Foto: Thomas Kandert
WÜRZBURG (kobinet) Bei einem Besuch im Blindeninstitut Würzburg bekam der Beauftragte der Bundesregierung für die Belange von Menschen mit Behinderung, Jürgen Dusel, persönliche Einblicke in den Alltag taubblinder und hörsehbehinderter Menschen. Er konnte erfahren, wie Kinder lernen, die weder sehen noch hören können und was ein taubblinder Mensch braucht, um in einer Werkstatt. arbeiten zu können. Die Blindeninstitutsstiftung ist seit über 45 Jahren eines von wenigen Kompetenzzentren für Taubblindheit in Deutschland.
Wie wichtig das Fühlen und Berühren für ihn ist, macht der 14-jährige Lucas dem Gast aus Berlin schon bei der Begrüßung deutlich. Er geht in eine Klasse für taubblinde Jugendliche in der Graf-zu-Bentheim-Schule. Lucas kommuniziert über taktiles Gebärden. Dabei legt er seine Hände auf die Hände seines Gesprächspartners, so dass er die Bewegungen und Formen der Gebärden spüren kann. Auch er selbst spricht über taktile Gebärden, die seine Lehrerin Maria Rascher-Wolfring für Jürgen Dusel übersetzt. Lucas erzählt dem Behindertenbeauftragten, was er heute noch so alles vorhat und zeigt ihm seinen Stundenplan in dieser Woche und seinen Jahresplaner.
Gruppenleiterin Stefanie Tröster berichtet dabei von einer seiner Lieblingsbeschäftigungen: Lucas geht sehr gerne schwimmen. Aber bislang fand sich noch niemand, der ihm das Seepferdchen abnehmen würde. Jürgen Dusel verspricht, den taubblinden Jungen wieder zu besuchen, wenn er es geschafft hat. „Schwimmen sollten alle Kinder und Jugendlichen lernen – egal ob sie eine Behinderung haben oder nicht“, betont der Behindertenbeauftragte.

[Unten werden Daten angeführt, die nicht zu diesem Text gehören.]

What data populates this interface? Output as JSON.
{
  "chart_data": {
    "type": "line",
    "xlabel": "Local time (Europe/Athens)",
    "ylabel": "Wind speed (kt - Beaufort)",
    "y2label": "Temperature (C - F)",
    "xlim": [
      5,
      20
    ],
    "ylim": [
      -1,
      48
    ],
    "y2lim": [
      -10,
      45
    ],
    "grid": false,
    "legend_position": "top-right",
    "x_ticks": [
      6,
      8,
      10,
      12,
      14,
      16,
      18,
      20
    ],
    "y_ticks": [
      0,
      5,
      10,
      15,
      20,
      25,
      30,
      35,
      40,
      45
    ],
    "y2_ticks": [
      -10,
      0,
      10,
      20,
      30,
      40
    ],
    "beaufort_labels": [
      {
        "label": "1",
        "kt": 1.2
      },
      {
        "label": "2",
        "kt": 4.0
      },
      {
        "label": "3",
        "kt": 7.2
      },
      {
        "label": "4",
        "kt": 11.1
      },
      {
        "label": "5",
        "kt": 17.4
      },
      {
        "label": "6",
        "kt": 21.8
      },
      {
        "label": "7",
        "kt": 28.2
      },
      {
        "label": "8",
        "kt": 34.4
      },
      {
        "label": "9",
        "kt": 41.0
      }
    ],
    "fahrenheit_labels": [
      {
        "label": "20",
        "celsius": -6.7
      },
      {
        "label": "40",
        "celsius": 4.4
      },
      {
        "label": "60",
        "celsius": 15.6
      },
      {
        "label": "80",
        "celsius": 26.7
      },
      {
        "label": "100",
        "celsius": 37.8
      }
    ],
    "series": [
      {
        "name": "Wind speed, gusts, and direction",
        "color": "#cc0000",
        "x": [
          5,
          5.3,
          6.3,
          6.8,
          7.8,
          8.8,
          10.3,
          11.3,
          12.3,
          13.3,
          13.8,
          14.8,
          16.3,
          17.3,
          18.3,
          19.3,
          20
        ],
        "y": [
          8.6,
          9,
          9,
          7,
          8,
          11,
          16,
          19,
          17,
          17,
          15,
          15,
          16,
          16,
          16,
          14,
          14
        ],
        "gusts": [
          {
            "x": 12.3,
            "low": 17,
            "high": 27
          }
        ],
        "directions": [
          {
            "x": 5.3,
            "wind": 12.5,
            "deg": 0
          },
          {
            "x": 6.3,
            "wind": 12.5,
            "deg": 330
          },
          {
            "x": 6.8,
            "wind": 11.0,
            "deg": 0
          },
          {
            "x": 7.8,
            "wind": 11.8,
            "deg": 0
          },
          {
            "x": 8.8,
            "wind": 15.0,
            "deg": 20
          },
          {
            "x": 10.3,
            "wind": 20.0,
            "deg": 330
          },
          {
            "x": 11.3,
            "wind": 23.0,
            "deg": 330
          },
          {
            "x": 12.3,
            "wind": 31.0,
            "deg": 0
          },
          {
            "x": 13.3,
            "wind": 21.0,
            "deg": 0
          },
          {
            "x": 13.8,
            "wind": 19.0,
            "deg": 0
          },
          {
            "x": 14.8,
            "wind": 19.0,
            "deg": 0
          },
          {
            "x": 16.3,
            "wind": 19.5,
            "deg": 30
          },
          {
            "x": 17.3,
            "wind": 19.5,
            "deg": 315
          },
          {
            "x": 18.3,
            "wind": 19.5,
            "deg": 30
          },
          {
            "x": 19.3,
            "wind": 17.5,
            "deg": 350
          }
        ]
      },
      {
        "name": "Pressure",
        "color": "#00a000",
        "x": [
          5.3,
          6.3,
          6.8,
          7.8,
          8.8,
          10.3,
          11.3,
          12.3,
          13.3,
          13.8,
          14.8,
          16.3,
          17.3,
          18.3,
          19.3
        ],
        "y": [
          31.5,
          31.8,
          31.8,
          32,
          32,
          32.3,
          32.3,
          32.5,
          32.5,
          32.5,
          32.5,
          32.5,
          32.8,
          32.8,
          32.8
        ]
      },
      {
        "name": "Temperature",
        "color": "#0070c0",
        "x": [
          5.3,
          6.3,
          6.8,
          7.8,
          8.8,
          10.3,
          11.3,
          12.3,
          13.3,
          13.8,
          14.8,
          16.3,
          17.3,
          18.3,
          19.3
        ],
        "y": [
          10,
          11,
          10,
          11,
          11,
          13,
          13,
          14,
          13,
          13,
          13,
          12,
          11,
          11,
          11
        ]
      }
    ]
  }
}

In der Bentheim Werkstatt trifft Jürgen Dusel auf Patrick Radecke, der gerade Schrauben sortiert. Der taubblinde Mann hat aber auch schon an der großen Bohrmaschine gearbeitet. Auch für ihn sind klare Strukturen, ein aufgeräumter Arbeitsplatz und entsprechende Hilfsmittel wichtig. Werkstattleiterin Stefanie Löhner erklärt, dass sie dafür eigens Werkzeugbauer hat, die sich zusammen mit den Mitarbeitern mit Behinderung überlegen, wie sie den jeweiligen Arbeitsplatz sicher und barrierefrei gestalten können.
Seit der Verabschiedung des Bundesteilhabegesetzes im Jahr 2017 ist Taubblindheit als Behinderung eigener Art anerkannt und mit einem eigenen Merkzeichen versehen. Schulisch müsste sich dies aus Sicht der AGTB in einem eigenen Förderschwerpunkt „Taubblind“ widerspiegeln. Bislang bilden die schulischen Rahmenbedingungen den spezifischen Bedarf taubblinder Kinder und Jugendlicher in vielen Bundesländern nicht ab. Jürgen Dusel sagte zu, dieses wichtige Anliegen gegenüber den politisch Verantwortlichen zu unterstützen, um die Rechte von Menschen mit Taubblindheit auf eine angemessene schulische Bildung zu stärken.